Mengusung tema “Menjaga Warisan, Merajut Masa Depan”, festival ini menjadi ajakan terbuka untuk merawat, melestarikan, dan mencintai budaya Mandar. MCF 2026 dijadwalkan berlangsung pada 26-30 Mei 2026 di kawasan Sport Center Polewali, menghadirkan kolaborasi lintas profesi dan komunitas.
Kepala Dinas Kebudayaan, Kepemudaan dan Olahraga serta Pariwisata dan Ekonomi Kreatif Kabupaten Polewali Mandar A. A Rajab, SH menyampaikan apresiasi dan dukungan penuh terhadap pelaksanaan festival ini. Menurutnya, MCF merupakan momentum penting bagi kemajuan kebudayaan Polewali Mandar.
“Ini sangat bagus untuk kemajuan. Festival ini menjadi kehormatan bagi kita semua karena berkelanjutan dalam mengangkat budaya lokal Mandar seperti Passayang-Sayang, Sayyang Pattuduq, dan ragam tradisi lainnya,” ujarnya.
Festival ini akan menampilkan pagelaran seni selama empat hari empat malam dengan variasi budaya, memadukan unsur tradisional dan modern. Selain itu, kuliner khas Mandar seperti Bau Peapi dan Jepa turut menjadi bagian promosi budaya. Bahkan, kuliner tradisional Jepa telah diusulkan ke UNESCO, bersama 54 makanan tradisional lainnya yang tengah diproses hak patennya di Kemenkumham sebagai bagian dari pemajuan nilai budaya Mandar.
Founder Yayasan Badara sekaligus Project Director MCF 2026, Nurfadilah, S.IP, M.I.Kom menyampaikan bahwa sebelum pelaksanaan utama, akan digelar pra-event pada 18-25 Mei 2026.
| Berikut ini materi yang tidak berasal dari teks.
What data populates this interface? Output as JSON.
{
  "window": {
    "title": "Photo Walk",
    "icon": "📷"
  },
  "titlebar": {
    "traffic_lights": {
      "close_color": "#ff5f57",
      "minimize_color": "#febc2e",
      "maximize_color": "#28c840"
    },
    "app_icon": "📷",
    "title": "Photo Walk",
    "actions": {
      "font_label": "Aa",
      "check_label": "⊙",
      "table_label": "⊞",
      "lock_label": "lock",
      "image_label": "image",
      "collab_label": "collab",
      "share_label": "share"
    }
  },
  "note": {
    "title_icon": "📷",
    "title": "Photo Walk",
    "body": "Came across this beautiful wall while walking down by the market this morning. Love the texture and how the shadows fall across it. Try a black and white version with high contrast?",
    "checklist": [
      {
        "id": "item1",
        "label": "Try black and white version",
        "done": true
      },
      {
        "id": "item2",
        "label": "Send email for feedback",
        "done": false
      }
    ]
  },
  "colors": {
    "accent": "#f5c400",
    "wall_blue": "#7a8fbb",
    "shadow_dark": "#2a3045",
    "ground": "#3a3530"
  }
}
“Kami tidak sekadar mempromosikan budaya Mandar, tetapi mengajak masyarakat, seniman, budayawan, dan sejarawan untuk memperkenalkan Mandar secara global. Konsep festival ini 80 persen budaya Mandar dan selebihnya sentuhan kontemporer,” jelasnya.
Mandar Culture Festival 2026 dirancang sebagai momentum strategis memperkuat identitas budaya sekaligus mendorong pertumbuhan sektor pariwisata dan UMKM daerah. Festival ini akan menghadirkan seni tari, musik, teater, tradisi maritim, pasar kuliner khas Mandar, hingga pemilihan Putra Putri Sutera Mandar.
Sebanyak 300 UMKM ditargetkan terlibat dalam festival ini, dengan harapan memberikan dampak sosial, budaya, lingkungan, dan terutama peningkatan ekonomi masyarakat.
Melalui MCF 2026, Polewali Mandar menegaskan komitmennya bahwa budaya bukan sekadar warisan, tetapi fondasi masa depan yang harus dijaga bersama.